Que sont les actes administratifs unilatéraux ?

L’acte administratif unilatéral (AAU) est un acte par lequel l’administration modifie l’ordonnancement juridique, c’est-à-dire fixe de nouvelles règles juridiques créant des droits et obligations ou modifie des normes existantes.

Contrairement à un contrat, qui repose sur l’accord des deux parties, un acte administratif ne requiert pas le consentement des administrés. C’est pourquoi on dit qu’il est unilatéral. L'AAU peut être établi par une personne publique, mais aussi par une personne privée chargée de la gestion d’un service public administratif, ou plus rarement d’un service public à caractère industriel et commercial. Néanmoins, tout acte pris par une personne publique n’est pas un AAU (ex : actes législatifs).

L’AAU est l’instrument par excellence de l’action administrative. Il bénéficie du "privilège du préalable" qui oblige les administrés à se conformer à cet acte, même s’ils l’estiment contestable. Une véritable présomption de légalité s’attache aux AAU. Ainsi, même s’ils font l’objet d’un recours devant le juge, ils continuent en principe de produire leurs effets. Par ailleurs, il n’est nul besoin, pour l’administration, de recourir au juge avant de mettre en œuvre son acte, comme cela serait exigé d’un particulier. Le juge administratif affirme même qu’il est vain pour l’administration de lui demander la permission d’agir, alors qu’elle n’en a pas besoin (Conseil d’État, Préfet de l’Eure, 30 mai 1913).

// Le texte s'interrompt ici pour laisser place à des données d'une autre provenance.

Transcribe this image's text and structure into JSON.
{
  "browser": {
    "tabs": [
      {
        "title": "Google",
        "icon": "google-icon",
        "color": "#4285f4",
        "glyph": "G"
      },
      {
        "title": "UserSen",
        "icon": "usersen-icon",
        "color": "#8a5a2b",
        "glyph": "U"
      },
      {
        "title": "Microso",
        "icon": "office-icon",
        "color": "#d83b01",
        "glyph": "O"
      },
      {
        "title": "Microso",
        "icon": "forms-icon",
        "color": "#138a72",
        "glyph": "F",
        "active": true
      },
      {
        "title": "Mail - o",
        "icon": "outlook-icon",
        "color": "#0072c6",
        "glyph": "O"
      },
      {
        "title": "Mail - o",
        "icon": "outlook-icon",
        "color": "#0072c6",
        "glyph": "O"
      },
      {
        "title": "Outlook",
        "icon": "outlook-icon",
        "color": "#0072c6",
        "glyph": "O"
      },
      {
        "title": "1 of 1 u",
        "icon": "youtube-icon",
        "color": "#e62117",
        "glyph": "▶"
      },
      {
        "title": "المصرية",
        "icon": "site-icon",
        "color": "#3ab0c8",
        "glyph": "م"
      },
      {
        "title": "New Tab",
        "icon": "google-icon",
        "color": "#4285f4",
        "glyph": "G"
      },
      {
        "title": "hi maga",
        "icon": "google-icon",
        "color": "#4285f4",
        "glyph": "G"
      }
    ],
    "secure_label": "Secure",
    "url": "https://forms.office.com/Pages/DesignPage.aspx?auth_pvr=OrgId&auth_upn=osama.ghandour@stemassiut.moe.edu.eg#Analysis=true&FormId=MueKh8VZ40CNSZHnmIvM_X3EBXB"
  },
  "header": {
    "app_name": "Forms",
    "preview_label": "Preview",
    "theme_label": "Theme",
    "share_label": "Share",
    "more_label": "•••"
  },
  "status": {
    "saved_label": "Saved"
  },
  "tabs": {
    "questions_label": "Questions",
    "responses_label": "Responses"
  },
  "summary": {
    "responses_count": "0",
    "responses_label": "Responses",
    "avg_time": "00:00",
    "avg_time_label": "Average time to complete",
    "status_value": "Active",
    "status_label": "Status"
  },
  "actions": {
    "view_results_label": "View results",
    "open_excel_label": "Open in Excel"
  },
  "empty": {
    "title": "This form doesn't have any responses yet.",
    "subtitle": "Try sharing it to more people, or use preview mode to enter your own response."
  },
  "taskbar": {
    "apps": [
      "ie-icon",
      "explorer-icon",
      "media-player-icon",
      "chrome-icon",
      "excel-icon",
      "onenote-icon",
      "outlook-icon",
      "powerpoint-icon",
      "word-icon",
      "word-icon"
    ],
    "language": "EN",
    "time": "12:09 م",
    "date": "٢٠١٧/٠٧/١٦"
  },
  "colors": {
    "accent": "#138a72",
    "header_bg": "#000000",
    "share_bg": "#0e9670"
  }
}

Les actes administratifs unilatéraux sont de deux types :

  • les AAU réglementaires – décrets, arrêtés, délibérations des assemblées des collectivités locales – ont une portée générale et impersonnelle. Ils ne s’adressent pas à des personnes nommément désignées. Différentes autorités peuvent les prendre. Les décrets sont l’œuvre du président de la République ou du Premier ministre. Les arrêtés ont pour auteur les ministres, les préfets, les maires, les présidents de conseil départemental ou régional ;
  • les AAU non réglementaires concernent une ou des personnes nommément désignées (ex : permis de construire, refus de titre de séjour, arrêté de nomination…). On parle alors d’actes individuels. Ils peuvent être l’œuvre de toute autorité administrative, à condition toutefois qu’ils présentent bien un caractère décisoire (exemple contraire : le courrier d’une autorité administrative rappelant à un administré les conditions pour bénéficier d’une prestation n’est pas un AAU).

Toutefois, certaines décisions administratives peuvent échapper à cette dichotomie. Ainsi, les circulaires, qui en principe ne sont pas réglementaires – elles n’ajoutent pas d’éléments à la loi mais l’explicitent –, ont parfois une portée réglementaire. Elles sont alors le plus souvent illégales, car rédigées par les ministres qui ne disposent pas en principe du pouvoir réglementaire, sauf par délégation.